Ou, mieux, c’est, sur le mode de la conversation, une série de sauts et gambades dans une région de l’histoire intellectuelle que l’accent mis, d’habitude, sur les avatars épiques du gauchisme a eu tendance à éclipser.
On y trouve une évocation, de première main, de Jean-Paul II en travailleur du concept et de Jean-Marie Lustiger en athlète de Dieu.
Un portrait de Joseph Ratzinger en grand intellectuel parlant de collègue à collègue avec Jürgen Habermas.
Un autoportrait de l’auteur en chrétien ardent et inquiet à qui Descartes a appris que, lorsqu’on est saisi par le démon de l’incrédulité, ce n’est pas de Dieu que l’on doute, mais de soi.
Des vues sur le colossal événement de pensée que fut, pour le monde, Vatican II.
Mais on y feuillette surtout des revues qui s’appellent Résurrection ou Communio et où les grandes querelles furent, à l’orée des années 1970, au moins aussi intenses qu’à La Cause du peuple ou, plus tard, à Tel Quel et l’Infini.
Des livres dont l’enjeu fut de penser ensemble, non le marxisme new-look et le structuralisme tendance, mais l’augustinisme et le thomisme, le pari des Confessions et la tentation métaphysique à l’œuvre dans la Somme théologique.
On y voit la manifestation (le manifeste ?) d’un type d’homme dont la grande affaire ne fut pas la révolution mais la révélation et qui ne jugeait pas plus exaltant d’être adoubé par Jacques Derrida ou Louis Althusser que de se mesurer à des « pointures » de la taille du théologien Gaston Fessard, de « ferrailler » avec des hégéliens du côté de Jésus comme Michel de Certeau ou de « marquer un point » sur ces maîtres moins visibles, mais d’une puissance spéculative hors normes, que furent Ferdinand Alquié, Henri Gouhier ou Étienne Gilson.
Althusser, du reste, est là – mais à travers une photo de lui, inconnue, au côté de Pie XII.
Derrida aussi – dont la déconstruction est évaluée à l’aune de celle du cardinal Henri de Lubac et qui confie au tala Marion la relecture de sa quasi talmudique « Note sur une note de Sein und Zeit ».
Et Deleuze prenant le temps, alors qu’il ne lui reste qu’un quart de poumon, de partager un riz au lait (le seul aliment qu’il pût alors ingurgiter) et de s’inquiéter, peu de temps avant son suicide, de ce que son cadet entend par cet énigmatique « Dieu sans l’être » qu’il a donné pour titre à l’un de ses ouvrages.
Et Emmanuel Levinas, dont on sait peu que c’est à cette jeunesse chrétienne qu’il revint de le redécouvrir un peu avant que Benny Lévy et moi-même nous avisions de son importance.

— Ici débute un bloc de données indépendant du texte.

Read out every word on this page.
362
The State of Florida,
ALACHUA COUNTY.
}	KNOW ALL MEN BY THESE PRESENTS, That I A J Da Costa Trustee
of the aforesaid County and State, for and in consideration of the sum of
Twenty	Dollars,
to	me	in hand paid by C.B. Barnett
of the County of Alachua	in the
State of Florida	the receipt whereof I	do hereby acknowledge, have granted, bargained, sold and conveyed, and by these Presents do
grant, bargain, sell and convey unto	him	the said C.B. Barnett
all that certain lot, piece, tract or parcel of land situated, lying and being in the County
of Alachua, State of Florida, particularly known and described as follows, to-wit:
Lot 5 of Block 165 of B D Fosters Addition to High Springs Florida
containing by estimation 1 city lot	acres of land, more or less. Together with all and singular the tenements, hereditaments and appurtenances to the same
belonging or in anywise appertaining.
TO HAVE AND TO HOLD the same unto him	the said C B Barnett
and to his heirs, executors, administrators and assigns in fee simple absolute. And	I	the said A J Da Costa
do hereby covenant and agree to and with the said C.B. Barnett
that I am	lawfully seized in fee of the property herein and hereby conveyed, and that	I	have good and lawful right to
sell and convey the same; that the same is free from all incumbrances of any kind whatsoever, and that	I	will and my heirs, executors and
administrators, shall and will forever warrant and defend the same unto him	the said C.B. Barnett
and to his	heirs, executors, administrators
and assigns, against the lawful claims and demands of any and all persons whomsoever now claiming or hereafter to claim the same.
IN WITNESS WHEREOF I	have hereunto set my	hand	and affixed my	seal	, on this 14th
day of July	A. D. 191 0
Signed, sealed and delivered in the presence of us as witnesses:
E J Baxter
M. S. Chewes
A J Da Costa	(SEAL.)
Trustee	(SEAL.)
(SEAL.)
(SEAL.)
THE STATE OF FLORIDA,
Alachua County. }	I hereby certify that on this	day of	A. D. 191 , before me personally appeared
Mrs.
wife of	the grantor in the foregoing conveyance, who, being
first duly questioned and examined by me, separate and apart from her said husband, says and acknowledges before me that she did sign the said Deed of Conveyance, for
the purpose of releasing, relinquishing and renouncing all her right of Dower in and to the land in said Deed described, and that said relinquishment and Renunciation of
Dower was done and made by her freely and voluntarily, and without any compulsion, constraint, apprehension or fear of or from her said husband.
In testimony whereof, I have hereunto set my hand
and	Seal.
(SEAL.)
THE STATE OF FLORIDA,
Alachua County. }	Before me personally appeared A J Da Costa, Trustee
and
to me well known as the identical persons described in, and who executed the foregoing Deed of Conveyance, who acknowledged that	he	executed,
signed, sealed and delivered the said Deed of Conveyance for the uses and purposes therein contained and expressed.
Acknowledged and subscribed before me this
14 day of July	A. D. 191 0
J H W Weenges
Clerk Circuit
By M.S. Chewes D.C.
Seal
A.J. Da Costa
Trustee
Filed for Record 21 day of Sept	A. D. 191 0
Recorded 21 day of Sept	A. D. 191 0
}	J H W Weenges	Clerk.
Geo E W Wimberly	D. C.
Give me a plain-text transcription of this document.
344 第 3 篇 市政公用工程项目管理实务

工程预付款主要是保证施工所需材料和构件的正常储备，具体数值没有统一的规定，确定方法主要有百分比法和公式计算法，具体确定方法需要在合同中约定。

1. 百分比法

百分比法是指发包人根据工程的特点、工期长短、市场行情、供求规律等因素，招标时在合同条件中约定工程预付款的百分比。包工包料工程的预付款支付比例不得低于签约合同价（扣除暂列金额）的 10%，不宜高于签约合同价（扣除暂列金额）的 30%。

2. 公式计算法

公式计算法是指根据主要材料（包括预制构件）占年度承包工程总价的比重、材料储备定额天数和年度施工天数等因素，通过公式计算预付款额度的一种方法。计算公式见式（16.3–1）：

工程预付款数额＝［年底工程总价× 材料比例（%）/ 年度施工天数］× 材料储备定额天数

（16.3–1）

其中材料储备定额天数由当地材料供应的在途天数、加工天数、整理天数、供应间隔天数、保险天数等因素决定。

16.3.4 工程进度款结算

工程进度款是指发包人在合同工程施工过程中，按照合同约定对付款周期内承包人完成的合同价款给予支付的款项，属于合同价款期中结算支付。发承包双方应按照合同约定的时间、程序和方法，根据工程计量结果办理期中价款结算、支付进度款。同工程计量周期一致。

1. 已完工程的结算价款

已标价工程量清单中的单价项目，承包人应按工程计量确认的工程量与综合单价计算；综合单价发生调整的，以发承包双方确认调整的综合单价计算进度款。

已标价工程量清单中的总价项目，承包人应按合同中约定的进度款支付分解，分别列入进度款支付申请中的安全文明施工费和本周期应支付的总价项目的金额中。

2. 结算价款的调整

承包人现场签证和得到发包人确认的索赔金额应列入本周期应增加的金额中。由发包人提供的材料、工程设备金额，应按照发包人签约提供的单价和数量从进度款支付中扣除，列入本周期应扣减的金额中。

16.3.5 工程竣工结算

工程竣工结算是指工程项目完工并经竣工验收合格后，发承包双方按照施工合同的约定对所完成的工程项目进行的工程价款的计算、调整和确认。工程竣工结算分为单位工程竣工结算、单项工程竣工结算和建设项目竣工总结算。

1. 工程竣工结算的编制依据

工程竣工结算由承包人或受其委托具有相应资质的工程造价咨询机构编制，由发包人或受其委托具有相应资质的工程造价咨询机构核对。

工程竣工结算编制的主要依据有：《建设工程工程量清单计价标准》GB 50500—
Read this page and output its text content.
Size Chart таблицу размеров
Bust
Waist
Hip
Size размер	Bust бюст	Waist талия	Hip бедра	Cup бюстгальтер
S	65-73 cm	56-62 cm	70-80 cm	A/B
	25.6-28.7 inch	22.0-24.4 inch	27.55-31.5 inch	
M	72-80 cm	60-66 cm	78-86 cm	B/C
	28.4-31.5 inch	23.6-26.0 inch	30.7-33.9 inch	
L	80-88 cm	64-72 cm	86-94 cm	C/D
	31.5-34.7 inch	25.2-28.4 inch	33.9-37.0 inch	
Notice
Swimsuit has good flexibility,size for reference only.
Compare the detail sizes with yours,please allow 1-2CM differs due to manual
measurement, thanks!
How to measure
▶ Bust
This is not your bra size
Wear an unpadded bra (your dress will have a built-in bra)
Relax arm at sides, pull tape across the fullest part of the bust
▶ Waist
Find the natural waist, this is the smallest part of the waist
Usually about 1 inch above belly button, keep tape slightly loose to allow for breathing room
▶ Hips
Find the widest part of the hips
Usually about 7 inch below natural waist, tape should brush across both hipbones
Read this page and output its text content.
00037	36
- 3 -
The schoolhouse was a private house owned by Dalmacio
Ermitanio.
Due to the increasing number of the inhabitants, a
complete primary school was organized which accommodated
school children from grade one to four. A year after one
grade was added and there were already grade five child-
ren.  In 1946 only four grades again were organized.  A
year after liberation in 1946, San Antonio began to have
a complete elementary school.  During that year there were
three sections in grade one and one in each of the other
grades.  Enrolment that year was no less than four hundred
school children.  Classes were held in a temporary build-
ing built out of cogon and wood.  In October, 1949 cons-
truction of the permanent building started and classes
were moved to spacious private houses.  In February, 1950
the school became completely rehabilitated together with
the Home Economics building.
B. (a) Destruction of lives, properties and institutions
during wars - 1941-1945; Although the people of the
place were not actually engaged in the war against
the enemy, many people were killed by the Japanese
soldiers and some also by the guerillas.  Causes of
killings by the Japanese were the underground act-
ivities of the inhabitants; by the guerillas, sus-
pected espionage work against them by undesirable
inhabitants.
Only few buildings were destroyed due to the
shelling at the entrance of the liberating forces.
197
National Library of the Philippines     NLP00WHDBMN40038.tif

Et Maurice Clavel, ce prosateur de cape et d’épée qui fut l’un de mes parrains en philosophie, le compagnon de pensée de Guy Lardreau, Christian Jambet et André Glucksmann mais qui aura dû attendre ce livre pour être qualifié de « petit prophète » et trouver peut-être sa vraie place.
Sans parler de tous les débats clés (Solidarnosc et la révolution anti-totalitaire… le déclinisme comme rejeton du nihilisme… le destin virgilien des États-Unis… le Covid… la collapsologie…) dont on comprend en lisant ce livre que, contrairement à l’idée communément admise de religions historiques vouées à s’éteindre à mesure que croît la démocratisation des esprits, ils n’ont cessé d’être alimentés par cette forte pensée catholique incarnée par Jean-Luc Marion et les siens.
Bref, c’est un supplément à l’interminable « Notre jeunesse » que nous sommes quelques-uns à avoir commencé d’écrire mais auquel manquait un chapitre clef.
Et c’est comme une nouvelle vue sur l’Europe du demi-siècle écoulé dont les reliefs, que l’on croyait connaître, s’éclairent d’un jour nouveau sous le projecteur d’une pensée qui fait dialoguer Heidegger et Urs von Balthazar, ou la question de l’être et celle de la foi telle qu’énoncée par les pères de l’Église.
Ce livre a le charme de ces infimes changements de perspective qui donnent à penser que c’est l’axe des choses qui a pivoté et leur visage qui s’est métamorphosé.
Et, pour cela, pour cet effet d’optique mais aussi de découvrement, pour cette contribution à la connaissance de notre siècle, du précédent et, par voie de conséquence, du malaise qui vient dans la civilisation, je dis à mon « petit camarade » perdu de vue et devenu cet homme de noble volonté : salut, bravo et bienvenue au royaume de Noé.